Monday, April 13, 2020
The back pain wasn’t entirely unusual for Adam Lancer, he says. But then his wife, Dina, ran a fever of over 102 degrees and he soon followed with a fever of 101. Some of their seven children followed suit.
Lancer didn’t need a medical degree to believe the couple had COVID-19. He was never tested, and there was little need after her test came back positive.
But as general counsel and compliance officer for one of the New York City area’s largest social service agencies, there was little down time for Lancer. He had to keep working to ensure the safety and health of staff and clients, he says.
“Thankfully just a fever and it went away,” he says. “But I know quite a few people who are very sick.”
OHEL Children’s Home and Family Services provides residential housing, outpatient counseling, day programs and job skill training. It works with children and adults with psychiatric and developmental disabilities throughout New York City and Long Island.
About 13,000 people annually receive some form of care or service from OHEL’s staff of 1,200, Lancer says. Those programs and residences have been threatened by the pandemic that’s walloped New York.
“There’s no playbook with this issue … It’s all new for us and the government. Of course, our priority is to do what’s best for our clients.”
As of April 13, the Johns Hopkins University and Medicine Coronavirus Center listed more than 104,000 COVID-19 cases in New York City and almost 6,900 deaths were reported.
Lancer was already working from home when he got ill, challenged by the virus that’s upended how OHEL provides its services.

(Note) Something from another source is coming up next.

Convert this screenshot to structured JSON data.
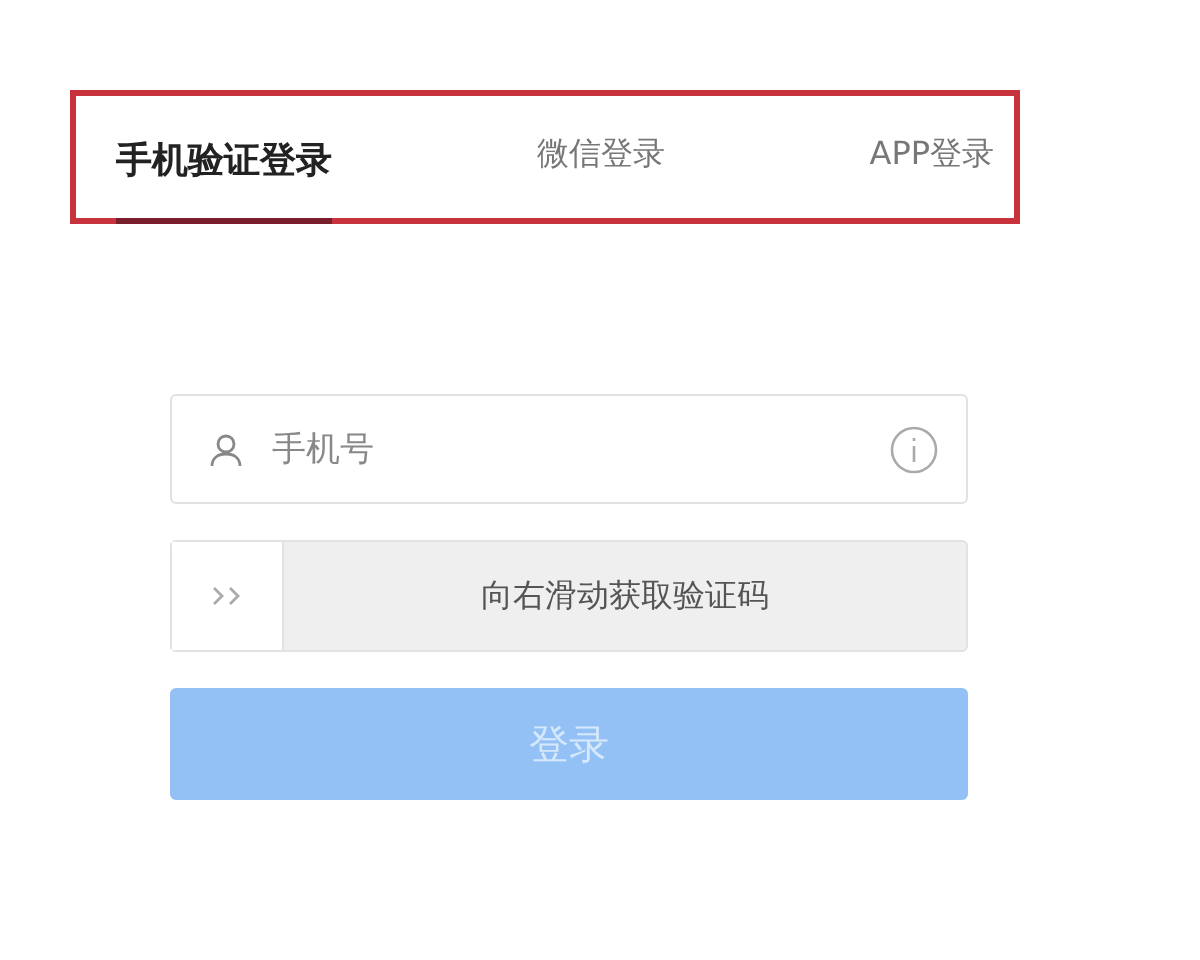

“There’s no playbook with this issue,” Lancer says. “It’s all new for us and the government. Of course, our priority is to do what’s best for our clients.”
Staff are using video or phone instead of in–person visits to deliver nonresidential care services, therapies and case management. It’s not ideal, and not preferable to the providers, but it’s the best the agency can do and is encouraged by the government, Lancer says.
“Before this began, I didn’t know what a Zoom meeting was. Now we’re all using it,” he adds.
It’s a similar story in other places, with British Colombia temporarily loosening privacy protections so that hospitals can use communication technology to care for patients.
“The one positive item that has emerged is to see staff come together at all hours of the day and night,” Lancer says. “We’re located throughout New York and New Jersey, sitting in our bedrooms, kitchens and living rooms. We strategize and do what we can to help the clients.”
In the 30 residences it operates for about 400 people, OHEL staff are screened for temperature and COVID-19 symptoms when they arrive to work, all consistent with government requirements.
Throughout the day, they’re responsible for checking residents, some of whom are nonverbal and otherwise cognitively limited. Staff also follows the U.S. Centers for Disease Control and Prevention guidelines for sanitizing; and the homes have been well-provisioned with cleaning products and gloves, Lancer says. Food deliveries are left outside—only staff and residents can enter.
While complying with new rules and restrictions, Lancer says he’s also challenged by changing labor rules and Family Medical Leave Act issues because staff are not allowed to come in if they aren’t feeling well.
“The direct care staff who come to work every day to care for the clients, oftentimes at the expense of being with their own families, are the true heroes, much like our doctors and nurses. We hold them in the highest admiration,” Lancer says.
Financially, OHEL has taken a hit, too. While some services and therapies can be shifted to video and audio formats, the agency bills insurers and the government based on services provided. In a shuttered city, there are services that are not able to be provided, Lancer notes.
Lancer and his wife having both recovered from the virus, he says their illness was relatively minor.
“We’ve had a couple of things like Hurricane Sandy and some snowstorms on a small scale,” he says “Those have led to some staffing crunches and administrative challenges. Sometimes we’ve had to evacuate because of water or other damages. But there’s been nothing on this scale and it’s not just lasting one or two days. This is a prolonged issue.”